A second key aspect of family is acceptance and negotiation. I sometimes look around at family gatherings and think what an odd and random family assortment we make. My classroom is the same. We are rapidly becoming a very diverse nation. A random mix of students show up on day one, and we struggle from that day forward to accept, accommodate and negotiate to make our time together as productive and affirming as possible. But that progress is built on a foundation of mutual respect, acceptance and encouraged by the fact that we are “stuck” together.
Navigating both of these contexts requires a sizable serving of emotional, social and soft skills. It involves communication, anger, expectation and conflict management. I’ve been aided by studying EQ (emotional intelligence) models, mindfulness, constructs of gender and race, and personality types. As a result, I’ve learned how these skills are of increasing importance to our professional and personal satisfaction, but they are not explicitly taught in school. Meanwhile, more and more of us are burying our faces in electronic devices and ingesting a steady diet of digital media. Entertaining for sure. Preparation for real life and relationships? Hardly.
We need to make relational studies a central element of being an educated person in this society. We need to make isolation less common, strengthen the social fabric of our communities, and make the long-term relational health of “our” kids our highest priority. Schools and families can and should unite in that vision.
The final elements that are key to family are commitment and stability. Long term investment in an institution leads stakeholders to make different decisions – they tend to pursue their own self- interest less, and consider the health and viability of the whole. Currently in education reform, we are pursuing policies that create “free agents” out of teachers. With the end of tenure, the rise of charter schools and ideas like differentiated pay, we are suggesting to teachers that they might switch into a business / corporate mindset and simply pursue their own self interest. Teachers will be one of the last categories of workers to break out of their “institutional” mindset and join the grand “talent shuffle” that is so common in other fields. These reforms are touted as ways to get rid of weak teachers, but I wonder if many people have considered what fundamental shift it is creating among all teachers.
We need to pursue policies that will attract the best teachers we can to the classroom, and we need them to stay there, at that school if at all possible, for a very long time. It took me about ten years to become a good teacher – to know my subject, to understand the developmental level of my students, to understand the community context of the school. It takes considerable time to build trust and understand the personalities of your colleagues so you can collaborate and know where they are coming from. Teachers that are committed to a specific school sit in meetings with a different mindset – they are invested in the decisions that are being made. They buy spirit wear in the school colors, their reputation and the school’s are entertwined. They teach siblings, they get to know families – they care deeply. And students can see that, they sense that, and that is a very different dynamic than the one we are creating through most educational reforms today. Students want to know that their teachers are invested in the long-term well-being of the school family, just as they seek stability and commitment from their parents.

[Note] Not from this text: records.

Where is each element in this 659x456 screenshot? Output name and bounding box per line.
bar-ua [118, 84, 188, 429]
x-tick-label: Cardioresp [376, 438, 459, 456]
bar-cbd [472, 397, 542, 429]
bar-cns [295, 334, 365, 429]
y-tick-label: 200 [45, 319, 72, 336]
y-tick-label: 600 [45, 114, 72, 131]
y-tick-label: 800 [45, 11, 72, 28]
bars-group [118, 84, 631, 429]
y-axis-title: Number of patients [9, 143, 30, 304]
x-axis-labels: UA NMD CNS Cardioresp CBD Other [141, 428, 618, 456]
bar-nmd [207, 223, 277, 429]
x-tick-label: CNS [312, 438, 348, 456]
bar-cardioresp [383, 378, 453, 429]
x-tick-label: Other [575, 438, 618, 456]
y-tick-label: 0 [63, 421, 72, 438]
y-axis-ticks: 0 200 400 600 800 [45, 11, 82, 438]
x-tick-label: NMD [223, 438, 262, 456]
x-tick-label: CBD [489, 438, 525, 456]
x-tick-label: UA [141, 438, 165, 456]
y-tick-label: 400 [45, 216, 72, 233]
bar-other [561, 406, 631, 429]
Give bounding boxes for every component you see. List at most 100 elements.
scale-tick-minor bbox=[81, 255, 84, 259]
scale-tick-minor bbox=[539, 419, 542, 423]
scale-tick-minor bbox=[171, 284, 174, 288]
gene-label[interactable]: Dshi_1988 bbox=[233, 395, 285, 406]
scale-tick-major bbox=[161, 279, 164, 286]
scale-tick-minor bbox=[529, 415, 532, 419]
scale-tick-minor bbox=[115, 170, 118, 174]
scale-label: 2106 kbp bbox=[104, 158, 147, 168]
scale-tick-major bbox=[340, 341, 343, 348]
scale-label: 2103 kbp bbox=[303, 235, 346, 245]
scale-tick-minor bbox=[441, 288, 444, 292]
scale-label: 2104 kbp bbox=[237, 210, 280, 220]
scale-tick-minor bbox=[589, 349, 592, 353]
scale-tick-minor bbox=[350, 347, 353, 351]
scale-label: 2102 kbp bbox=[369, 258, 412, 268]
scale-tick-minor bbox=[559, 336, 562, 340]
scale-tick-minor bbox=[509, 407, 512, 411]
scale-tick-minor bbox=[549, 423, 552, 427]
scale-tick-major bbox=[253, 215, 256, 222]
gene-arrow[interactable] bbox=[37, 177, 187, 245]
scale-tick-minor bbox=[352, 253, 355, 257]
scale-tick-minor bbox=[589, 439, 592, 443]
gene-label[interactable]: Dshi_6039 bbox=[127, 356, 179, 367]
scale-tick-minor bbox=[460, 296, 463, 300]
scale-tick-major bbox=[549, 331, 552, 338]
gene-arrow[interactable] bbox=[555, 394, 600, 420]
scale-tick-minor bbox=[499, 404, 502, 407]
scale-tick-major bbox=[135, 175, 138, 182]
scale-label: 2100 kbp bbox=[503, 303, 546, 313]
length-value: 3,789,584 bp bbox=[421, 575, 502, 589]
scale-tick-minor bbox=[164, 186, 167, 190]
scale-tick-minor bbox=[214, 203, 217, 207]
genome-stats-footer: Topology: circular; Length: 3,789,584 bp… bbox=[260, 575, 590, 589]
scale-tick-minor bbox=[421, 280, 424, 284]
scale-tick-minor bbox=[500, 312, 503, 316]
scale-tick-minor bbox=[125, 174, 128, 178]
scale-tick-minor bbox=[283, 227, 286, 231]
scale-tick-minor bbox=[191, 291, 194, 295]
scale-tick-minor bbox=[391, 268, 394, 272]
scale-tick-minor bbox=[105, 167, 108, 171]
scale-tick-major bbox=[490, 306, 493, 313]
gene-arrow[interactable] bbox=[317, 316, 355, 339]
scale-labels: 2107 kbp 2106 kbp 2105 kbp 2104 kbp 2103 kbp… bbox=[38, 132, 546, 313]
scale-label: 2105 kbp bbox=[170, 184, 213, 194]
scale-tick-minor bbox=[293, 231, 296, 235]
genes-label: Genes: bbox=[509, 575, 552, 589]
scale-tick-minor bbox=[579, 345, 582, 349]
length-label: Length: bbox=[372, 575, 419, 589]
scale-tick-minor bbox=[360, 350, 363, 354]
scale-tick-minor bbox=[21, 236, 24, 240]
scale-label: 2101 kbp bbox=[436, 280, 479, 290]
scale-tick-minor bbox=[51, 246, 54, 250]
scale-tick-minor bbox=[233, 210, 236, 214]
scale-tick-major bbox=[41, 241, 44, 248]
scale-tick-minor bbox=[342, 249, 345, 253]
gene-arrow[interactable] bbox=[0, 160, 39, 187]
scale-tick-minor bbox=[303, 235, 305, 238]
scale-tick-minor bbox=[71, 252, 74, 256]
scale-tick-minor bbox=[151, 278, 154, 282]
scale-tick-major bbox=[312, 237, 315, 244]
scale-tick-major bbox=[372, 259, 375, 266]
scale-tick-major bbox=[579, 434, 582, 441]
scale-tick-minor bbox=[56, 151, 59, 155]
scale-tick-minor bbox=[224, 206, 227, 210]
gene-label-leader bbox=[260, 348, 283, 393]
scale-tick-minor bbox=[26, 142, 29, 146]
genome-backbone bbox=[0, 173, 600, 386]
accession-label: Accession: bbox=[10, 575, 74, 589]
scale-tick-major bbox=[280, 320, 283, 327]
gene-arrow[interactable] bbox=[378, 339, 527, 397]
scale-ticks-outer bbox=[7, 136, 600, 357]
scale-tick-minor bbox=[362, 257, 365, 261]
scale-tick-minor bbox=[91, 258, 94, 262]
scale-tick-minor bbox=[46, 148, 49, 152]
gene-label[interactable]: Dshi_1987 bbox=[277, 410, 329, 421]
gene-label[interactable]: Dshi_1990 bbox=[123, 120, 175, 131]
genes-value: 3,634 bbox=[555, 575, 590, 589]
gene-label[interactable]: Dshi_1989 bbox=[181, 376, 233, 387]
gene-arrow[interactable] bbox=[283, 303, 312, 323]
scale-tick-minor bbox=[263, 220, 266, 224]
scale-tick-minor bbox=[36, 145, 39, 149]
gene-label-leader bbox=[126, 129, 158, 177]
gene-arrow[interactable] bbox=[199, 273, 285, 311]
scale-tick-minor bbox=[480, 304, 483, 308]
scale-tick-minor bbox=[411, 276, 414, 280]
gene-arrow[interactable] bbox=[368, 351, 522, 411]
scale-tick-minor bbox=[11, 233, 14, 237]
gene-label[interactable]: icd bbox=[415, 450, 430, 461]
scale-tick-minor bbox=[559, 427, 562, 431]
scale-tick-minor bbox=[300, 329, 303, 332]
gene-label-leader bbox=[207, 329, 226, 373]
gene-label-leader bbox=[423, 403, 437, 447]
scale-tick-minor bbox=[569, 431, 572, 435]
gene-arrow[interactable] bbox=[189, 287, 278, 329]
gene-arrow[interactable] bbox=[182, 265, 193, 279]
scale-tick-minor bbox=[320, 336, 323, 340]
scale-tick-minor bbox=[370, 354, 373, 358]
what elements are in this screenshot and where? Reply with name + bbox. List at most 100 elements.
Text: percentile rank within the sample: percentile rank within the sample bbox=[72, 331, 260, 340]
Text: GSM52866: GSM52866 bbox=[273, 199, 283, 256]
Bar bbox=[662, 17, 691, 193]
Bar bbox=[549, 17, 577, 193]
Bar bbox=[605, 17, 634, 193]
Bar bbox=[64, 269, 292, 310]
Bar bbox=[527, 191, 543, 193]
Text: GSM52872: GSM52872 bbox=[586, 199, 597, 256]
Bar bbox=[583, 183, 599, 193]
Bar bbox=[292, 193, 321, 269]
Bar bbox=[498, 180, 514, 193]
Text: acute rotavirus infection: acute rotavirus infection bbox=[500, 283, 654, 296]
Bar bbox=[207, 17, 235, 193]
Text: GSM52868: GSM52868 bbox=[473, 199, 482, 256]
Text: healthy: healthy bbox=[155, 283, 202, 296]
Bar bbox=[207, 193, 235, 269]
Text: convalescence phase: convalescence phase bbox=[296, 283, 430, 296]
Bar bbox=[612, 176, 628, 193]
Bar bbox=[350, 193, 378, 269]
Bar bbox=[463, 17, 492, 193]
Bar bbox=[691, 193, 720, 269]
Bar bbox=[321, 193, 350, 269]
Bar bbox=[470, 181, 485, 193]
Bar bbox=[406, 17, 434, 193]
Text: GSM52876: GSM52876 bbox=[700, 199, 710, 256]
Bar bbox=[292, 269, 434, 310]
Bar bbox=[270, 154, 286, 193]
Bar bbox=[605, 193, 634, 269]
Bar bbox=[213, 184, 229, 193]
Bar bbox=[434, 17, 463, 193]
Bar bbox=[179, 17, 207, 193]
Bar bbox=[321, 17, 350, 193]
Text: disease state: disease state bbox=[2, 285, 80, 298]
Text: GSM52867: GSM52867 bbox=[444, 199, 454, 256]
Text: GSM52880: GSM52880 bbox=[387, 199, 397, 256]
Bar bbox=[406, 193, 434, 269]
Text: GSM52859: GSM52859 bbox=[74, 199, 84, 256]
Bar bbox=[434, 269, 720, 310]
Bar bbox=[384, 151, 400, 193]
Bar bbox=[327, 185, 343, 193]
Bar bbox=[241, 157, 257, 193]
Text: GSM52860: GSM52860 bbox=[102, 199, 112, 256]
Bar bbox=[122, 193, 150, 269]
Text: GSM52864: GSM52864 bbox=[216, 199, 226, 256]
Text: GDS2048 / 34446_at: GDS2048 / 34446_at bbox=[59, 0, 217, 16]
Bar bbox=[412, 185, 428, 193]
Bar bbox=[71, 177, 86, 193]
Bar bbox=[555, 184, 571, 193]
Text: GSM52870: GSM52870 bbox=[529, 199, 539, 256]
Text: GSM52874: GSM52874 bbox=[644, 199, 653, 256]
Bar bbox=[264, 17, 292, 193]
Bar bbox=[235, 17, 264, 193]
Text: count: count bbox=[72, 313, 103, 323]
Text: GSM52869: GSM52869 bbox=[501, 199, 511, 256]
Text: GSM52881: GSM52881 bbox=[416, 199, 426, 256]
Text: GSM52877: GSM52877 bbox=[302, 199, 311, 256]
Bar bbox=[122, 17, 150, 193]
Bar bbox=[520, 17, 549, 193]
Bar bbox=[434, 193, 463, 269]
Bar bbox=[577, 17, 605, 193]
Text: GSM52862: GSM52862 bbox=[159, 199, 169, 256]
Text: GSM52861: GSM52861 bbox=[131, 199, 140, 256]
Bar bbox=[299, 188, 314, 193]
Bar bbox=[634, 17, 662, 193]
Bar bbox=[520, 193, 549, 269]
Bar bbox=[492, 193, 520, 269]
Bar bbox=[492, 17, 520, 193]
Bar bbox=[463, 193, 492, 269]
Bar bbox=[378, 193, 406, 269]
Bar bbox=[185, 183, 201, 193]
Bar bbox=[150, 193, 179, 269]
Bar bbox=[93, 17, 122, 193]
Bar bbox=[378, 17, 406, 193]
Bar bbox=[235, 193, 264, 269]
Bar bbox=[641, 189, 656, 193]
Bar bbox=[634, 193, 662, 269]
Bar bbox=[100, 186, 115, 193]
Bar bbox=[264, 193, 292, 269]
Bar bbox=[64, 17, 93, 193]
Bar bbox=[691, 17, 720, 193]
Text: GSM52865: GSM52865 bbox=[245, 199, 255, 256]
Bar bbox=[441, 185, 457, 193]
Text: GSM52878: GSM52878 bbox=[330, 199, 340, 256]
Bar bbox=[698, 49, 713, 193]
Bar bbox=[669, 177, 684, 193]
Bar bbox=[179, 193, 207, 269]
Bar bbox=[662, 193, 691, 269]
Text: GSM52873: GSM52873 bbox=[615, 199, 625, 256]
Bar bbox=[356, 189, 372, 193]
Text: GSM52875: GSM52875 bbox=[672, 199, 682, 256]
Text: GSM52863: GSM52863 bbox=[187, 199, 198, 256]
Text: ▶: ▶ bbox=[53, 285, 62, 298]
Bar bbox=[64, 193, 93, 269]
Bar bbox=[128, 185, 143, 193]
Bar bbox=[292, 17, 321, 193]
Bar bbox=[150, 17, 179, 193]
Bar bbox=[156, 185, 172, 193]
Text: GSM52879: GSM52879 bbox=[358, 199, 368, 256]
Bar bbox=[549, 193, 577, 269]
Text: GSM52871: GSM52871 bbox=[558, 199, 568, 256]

So, we need to pick up a new set of lenses to see our schools. Let us set down the business frames, and pick up the family mindset. Let us remember the primary job of our schools: to nurture children, to help them come to know themselves and others so they might better understand the world they are inheriting, and let’s be sure they are in the hands of committed adults that have their long-term interests in mind. Loved, nurtured, accepted and secure people can figure out most problems together. Strong families always do.
Make our schools more like strong families, and they will serve us, and our future, well.